S’inspirant d’une vision écologique avant-gardiste, la "justice climatique" a dit son mot. Mais la sentence semble être en difficulté d’exécution. Les sacs continuent de circuler parmi nous. Le "Mika" trouve toujours preneur. Le consommateur marocain, trop habitué à cet outil bien nocif, qu’est le sac en plastique, a beaucoup de mal à s’en défaire même s’il a pris conscience du danger que cet outil représente pour l’environnement, donc pour sa santé, à plus ou moins brève échéance.

Force est de constater, dès lors, que malgré tout ce qui a pu être entrepris au titre du fameux "Zéro Mika", beaucoup reste encore à faire.

Il semblerait qu’il y ait besoin d’une prise de conscience plus grandissante chez un client "fidélisé" par une matière fatale.

Si nous y parvenons, alors le "Zéro Mika" pourra constituer l’acte de naissance d’une conscience environnementale nationale apte à barrer la route aux menaces, qui telles des épées de Damoclès, pèsent sur le devenir d’une Planète, et sur laquelle elles peuvent s’abattre à tout moment !

En étant conscients du danger qu’exercent ces sacs en plastiques sur l’environnement, et par conséquent sur notre existence même sur cette Terre nourricière, nous sommes contraints d’avoir le courage nécessaire pour déterminer les responsabilités de chacun d’entre nous dans le cadre d’une prise de conscience environnementale collective.

Il est question d’opérer un saut qualitatif dans la sphère de la responsabilité vis-à-vis des générations futures quant au legs environnemental que nous leur laisserions et que nous voudrions tous ou souhaiterions qu’il soit des plus sains et avantageux.

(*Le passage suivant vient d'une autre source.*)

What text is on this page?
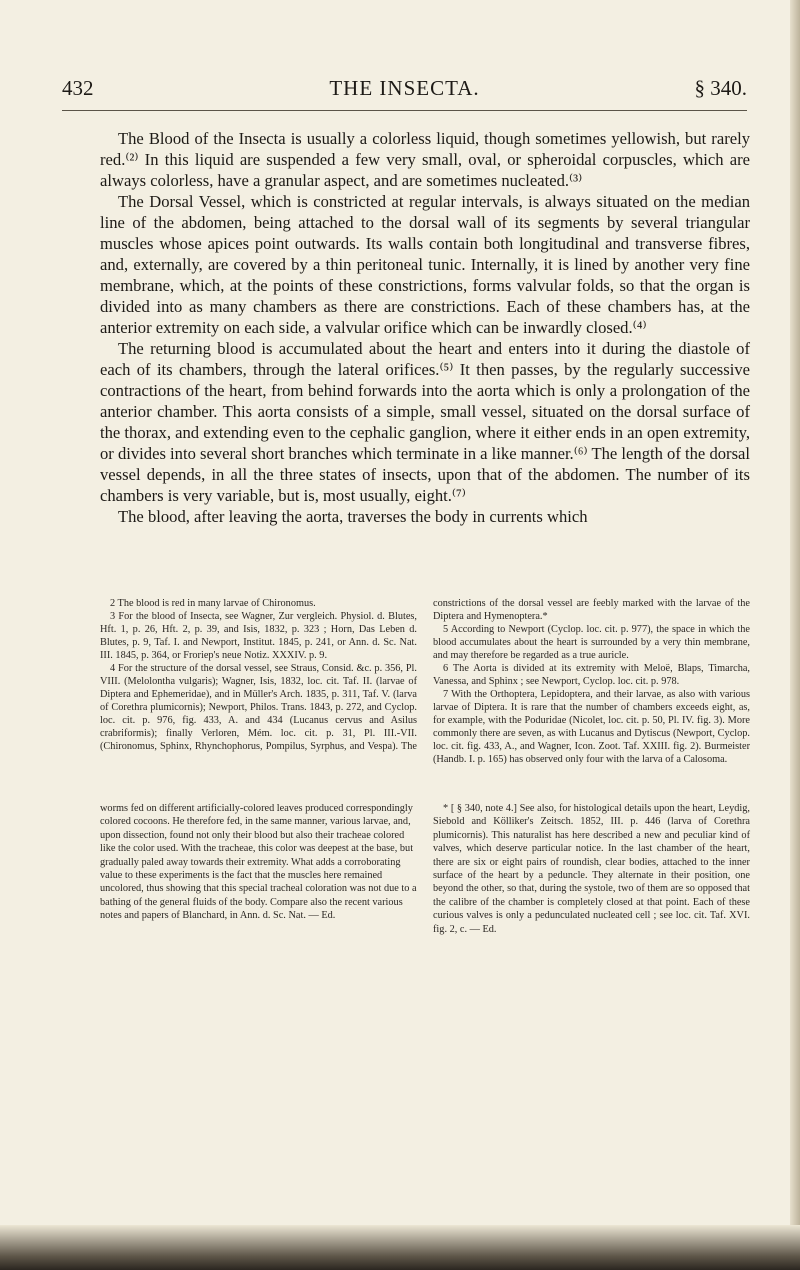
432	THE INSECTA.	§ 340.

The Blood of the Insecta is usually a colorless liquid, though sometimes yellowish, but rarely red.⁽²⁾ In this liquid are suspended a few very small, oval, or spheroidal corpuscles, which are always colorless, have a granular aspect, and are sometimes nucleated.⁽³⁾

The Dorsal Vessel, which is constricted at regular intervals, is always situated on the median line of the abdomen, being attached to the dorsal wall of its segments by several triangular muscles whose apices point outwards. Its walls contain both longitudinal and transverse fibres, and, externally, are covered by a thin peritoneal tunic. Internally, it is lined by another very fine membrane, which, at the points of these constrictions, forms valvular folds, so that the organ is divided into as many chambers as there are constrictions. Each of these chambers has, at the anterior extremity on each side, a valvular orifice which can be inwardly closed.⁽⁴⁾

The returning blood is accumulated about the heart and enters into it during the diastole of each of its chambers, through the lateral orifices.⁽⁵⁾ It then passes, by the regularly successive contractions of the heart, from behind forwards into the aorta which is only a prolongation of the anterior chamber. This aorta consists of a simple, small vessel, situated on the dorsal surface of the thorax, and extending even to the cephalic ganglion, where it either ends in an open extremity, or divides into several short branches which terminate in a like manner.⁽⁶⁾ The length of the dorsal vessel depends, in all the three states of insects, upon that of the abdomen. The number of its chambers is very variable, but is, most usually, eight.⁽⁷⁾

The blood, after leaving the aorta, traverses the body in currents which

2 The blood is red in many larvae of Chironomus.

3 For the blood of Insecta, see Wagner, Zur vergleich. Physiol. d. Blutes, Hft. 1, p. 26, Hft. 2, p. 39, and Isis, 1832, p. 323 ; Horn, Das Leben d. Blutes, p. 9, Taf. I. and Newport, Institut. 1845, p. 241, or Ann. d. Sc. Nat. III. 1845, p. 364, or Froriep's neue Notiz. XXXIV. p. 9.

4 For the structure of the dorsal vessel, see Straus, Consid. &c. p. 356, Pl. VIII. (Melolontha vulgaris); Wagner, Isis, 1832, loc. cit. Taf. II. (larvae of Diptera and Ephemeridae), and in Müller's Arch. 1835, p. 311, Taf. V. (larva of Corethra plumicornis); Newport, Philos. Trans. 1843, p. 272, and Cyclop. loc. cit. p. 976, fig. 433, A. and 434 (Lucanus cervus and Asilus crabriformis); finally Verloren, Mém. loc. cit. p. 31, Pl. III.-VII. (Chironomus, Sphinx, Rhynchophorus, Pompilus, Syrphus, and Vespa). The constrictions of the dorsal vessel are feebly marked with the larvae of the Diptera and Hymenoptera.*

5 According to Newport (Cyclop. loc. cit. p. 977), the space in which the blood accumulates about the heart is surrounded by a very thin membrane, and may therefore be regarded as a true auricle.

6 The Aorta is divided at its extremity with Meloë, Blaps, Timarcha, Vanessa, and Sphinx ; see Newport, Cyclop. loc. cit. p. 978.

7 With the Orthoptera, Lepidoptera, and their larvae, as also with various larvae of Diptera. It is rare that the number of chambers exceeds eight, as, for example, with the Poduridae (Nicolet, loc. cit. p. 50, Pl. IV. fig. 3). More commonly there are seven, as with Lucanus and Dytiscus (Newport, Cyclop. loc. cit. fig. 433, A., and Wagner, Icon. Zoot. Taf. XXIII. fig. 2). Burmeister (Handb. I. p. 165) has observed only four with the larva of a Calosoma.

worms fed on different artificially-colored leaves produced correspondingly colored cocoons. He therefore fed, in the same manner, various larvae, and, upon dissection, found not only their blood but also their tracheae colored like the color used. With the tracheae, this color was deepest at the base, but gradually paled away towards their extremity. What adds a corroborating value to these experiments is the fact that the muscles here remained uncolored, thus showing that this special tracheal coloration was not due to a bathing of the general fluids of the body. Compare also the recent various notes and papers of Blanchard, in Ann. d. Sc. Nat. — Ed.

* [ § 340, note 4.] See also, for histological details upon the heart, Leydig, Siebold and Kölliker's Zeitsch. 1852, III. p. 446 (larva of Corethra plumicornis). This naturalist has here described a new and peculiar kind of valves, which deserve particular notice. In the last chamber of the heart, there are six or eight pairs of roundish, clear bodies, attached to the inner surface of the heart by a peduncle. They alternate in their position, one beyond the other, so that, during the systole, two of them are so opposed that the calibre of the chamber is completely closed at that point. Each of these curious valves is only a pedunculated nucleated cell ; see loc. cit. Taf. XVI. fig. 2, c. — Ed.
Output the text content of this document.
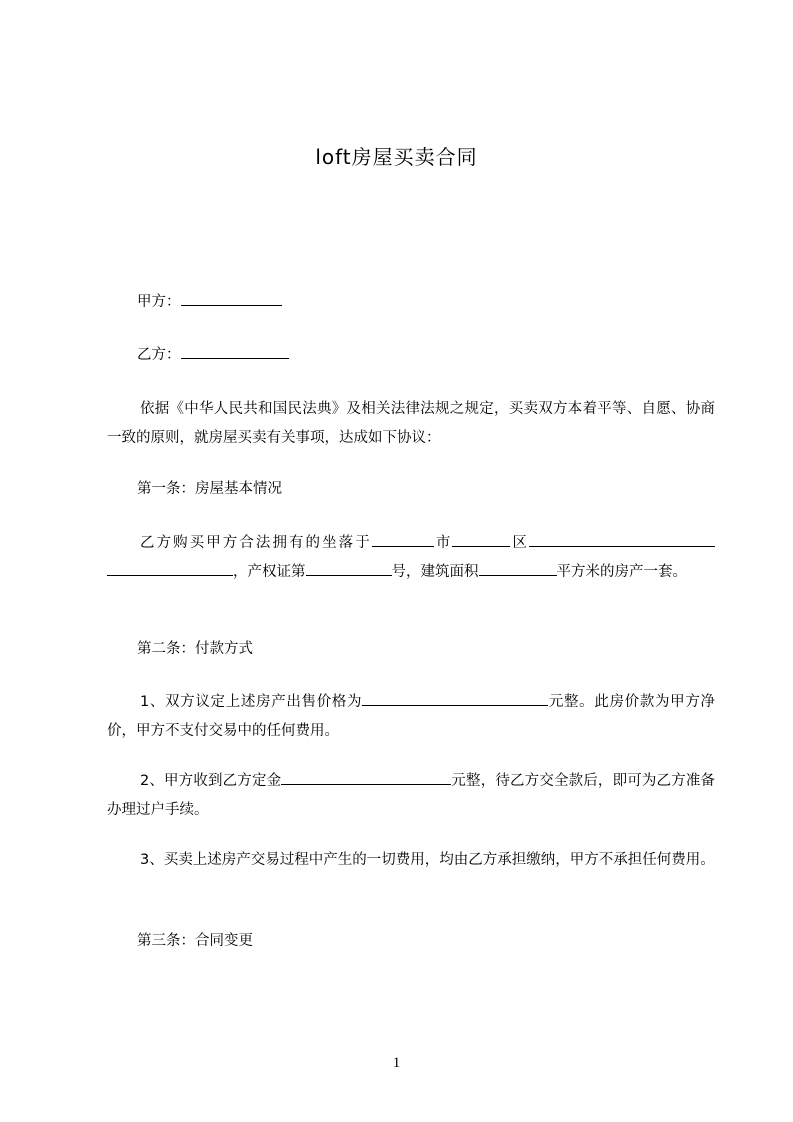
loft房屋买卖合同
甲方：
乙方：
依据《中华人民共和国民法典》及相关法律法规之规定，买卖双方本着平等、自愿、协商一致的原则，就房屋买卖有关事项，达成如下协议：
第一条：房屋基本情况
乙方购买甲方合法拥有的坐落于	市	区，产权证第	号，建筑面积	平方米的房产一套。
第二条：付款方式
1、双方议定上述房产出售价格为	元整。此房价款为甲方净价，甲方不支付交易中的任何费用。
2、甲方收到乙方定金	元整，待乙方交全款后，即可为乙方准备办理过户手续。
3、买卖上述房产交易过程中产生的一切费用，均由乙方承担缴纳，甲方不承担任何费用。
第三条：合同变更
1
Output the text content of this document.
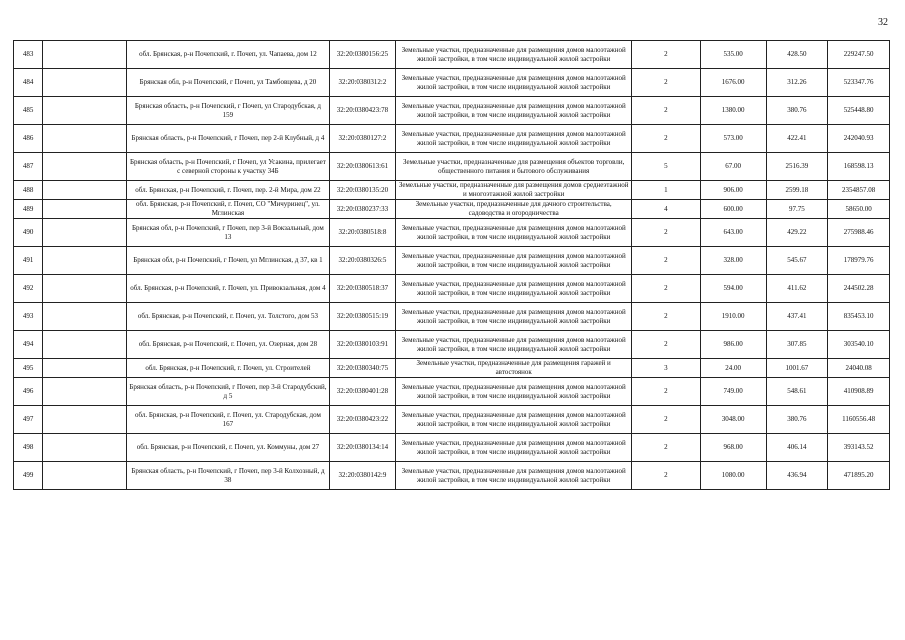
32
483		обл. Брянская, р-н Почепский, г. Почеп, ул. Чапаева, дом 12	32:20:0380156:25	Земельные участки, предназначенные для размещения домов малоэтажной жилой застройки, в том числе индивидуальной жилой застройки	2	535.00	428.50	229247.50
484		Брянская обл, р-н Почепский, г Почеп, ул Тамбовцева, д 20	32:20:0380312:2	Земельные участки, предназначенные для размещения домов малоэтажной жилой застройки, в том числе индивидуальной жилой застройки	2	1676.00	312.26	523347.76
485		Брянская область, р-н Почепский, г Почеп, ул Стародубская, д 159	32:20:0380423:78	Земельные участки, предназначенные для размещения домов малоэтажной жилой застройки, в том числе индивидуальной жилой застройки	2	1380.00	380.76	525448.80
486		Брянская область, р-н Почепский, г Почеп, пер 2-й Клубный, д 4	32:20:0380127:2	Земельные участки, предназначенные для размещения домов малоэтажной жилой застройки, в том числе индивидуальной жилой застройки	2	573.00	422.41	242040.93
487		Брянская область, р-н Почепский, г Почеп, ул Усакина, прилегает с северной стороны к участку 34Б	32:20:0380613:61	Земельные участки, предназначенные для размещения объектов торговли, общественного питания и бытового обслуживания	5	67.00	2516.39	168598.13
488		обл. Брянская, р-н Почепский, г. Почеп, пер. 2-й Мира, дом 22	32:20:0380135:20	Земельные участки, предназначенные для размещения домов среднеэтажной и многоэтажной жилой застройки	1	906.00	2599.18	2354857.08
489		обл. Брянская, р-н Почепский, г. Почеп, СО "Мичуринец", ул. Мглинская	32:20:0380237:33	Земельные участки, предназначенные для дачного строительства, садоводства и огородничества	4	600.00	97.75	58650.00
490		Брянская обл, р-н Почепский, г Почеп, пер 3-й Вокзальный, дом 13	32:20:0380518:8	Земельные участки, предназначенные для размещения домов малоэтажной жилой застройки, в том числе индивидуальной жилой застройки	2	643.00	429.22	275988.46
491		Брянская обл, р-н Почепский, г Почеп, ул Мглинская, д 37, кв 1	32:20:0380326:5	Земельные участки, предназначенные для размещения домов малоэтажной жилой застройки, в том числе индивидуальной жилой застройки	2	328.00	545.67	178979.76
492		обл. Брянская, р-н Почепский, г. Почеп, ул. Привокзальная, дом 4	32:20:0380518:37	Земельные участки, предназначенные для размещения домов малоэтажной жилой застройки, в том числе индивидуальной жилой застройки	2	594.00	411.62	244502.28
493		обл. Брянская, р-н Почепский, г. Почеп, ул. Толстого, дом 53	32:20:0380515:19	Земельные участки, предназначенные для размещения домов малоэтажной жилой застройки, в том числе индивидуальной жилой застройки	2	1910.00	437.41	835453.10
494		обл. Брянская, р-н Почепский, г. Почеп, ул. Озерная, дом 28	32:20:0380103:91	Земельные участки, предназначенные для размещения домов малоэтажной жилой застройки, в том числе индивидуальной жилой застройки	2	986.00	307.85	303540.10
495		обл. Брянская, р-н Почепский, г. Почеп, ул. Строителей	32:20:0380340:75	Земельные участки, предназначенные для размещения гаражей и автостоянок	3	24.00	1001.67	24040.08
496		Брянская область, р-н Почепский, г Почеп, пер 3-й Стародубский, д 5	32:20:0380401:28	Земельные участки, предназначенные для размещения домов малоэтажной жилой застройки, в том числе индивидуальной жилой застройки	2	749.00	548.61	410908.89
497		обл. Брянская, р-н Почепский, г. Почеп, ул. Стародубская, дом 167	32:20:0380423:22	Земельные участки, предназначенные для размещения домов малоэтажной жилой застройки, в том числе индивидуальной жилой застройки	2	3048.00	380.76	1160556.48
498		обл. Брянская, р-н Почепский, г. Почеп, ул. Коммуны, дом 27	32:20:0380134:14	Земельные участки, предназначенные для размещения домов малоэтажной жилой застройки, в том числе индивидуальной жилой застройки	2	968.00	406.14	393143.52
499		Брянская область, р-н Почепский, г Почеп, пер 3-й Колхозный, д 38	32:20:0380142:9	Земельные участки, предназначенные для размещения домов малоэтажной жилой застройки, в том числе индивидуальной жилой застройки	2	1080.00	436.94	471895.20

L’interdiction des sacs en plastique n’est pas chose aisée tant les intervenants sont nombreux et proviennent de toutes les franges de la société: industriels, petits fabricants informels, petits et grands commerçants, consommateurs…

Ces sacs en plastique, non biodégradables, sont devenus les symboles insupportables d’une société de consommation dite du "Jetable" qui, pour un acte si simple mais ô combien conséquent, met en danger toute la chaîne de la vie durant des siècles.

Les conséquences sur notre environnement d’un sachet en plastique, dont la durée de vie va de 100 à 400 ans, sont énormes puisqu’en touchant aussi bien la faune que la flore, elles mettent en péril la survie de tous les êtres vivants humains, animaux ou végétaux.

Au fond des océans, les sacs en plastique modifient les écosystèmes en empêchant le passage de la lumière indispensable à la photosynthèse des organismes végétaux et fortement nuisible au développement des plantes aquatiques.

Toutes ces parcelles de terre, toutes ces nappes phréatiques, de même que l’atmosphère, ainsi que toutes ces mers et ces océans, dont nous tirons la substance même de notre existence, se trouvent sous la menace du "monstre", qu’est le sac en plastique. En somme, si le "Mika" reste en vie, c’est notre vie à nous qui est menacée.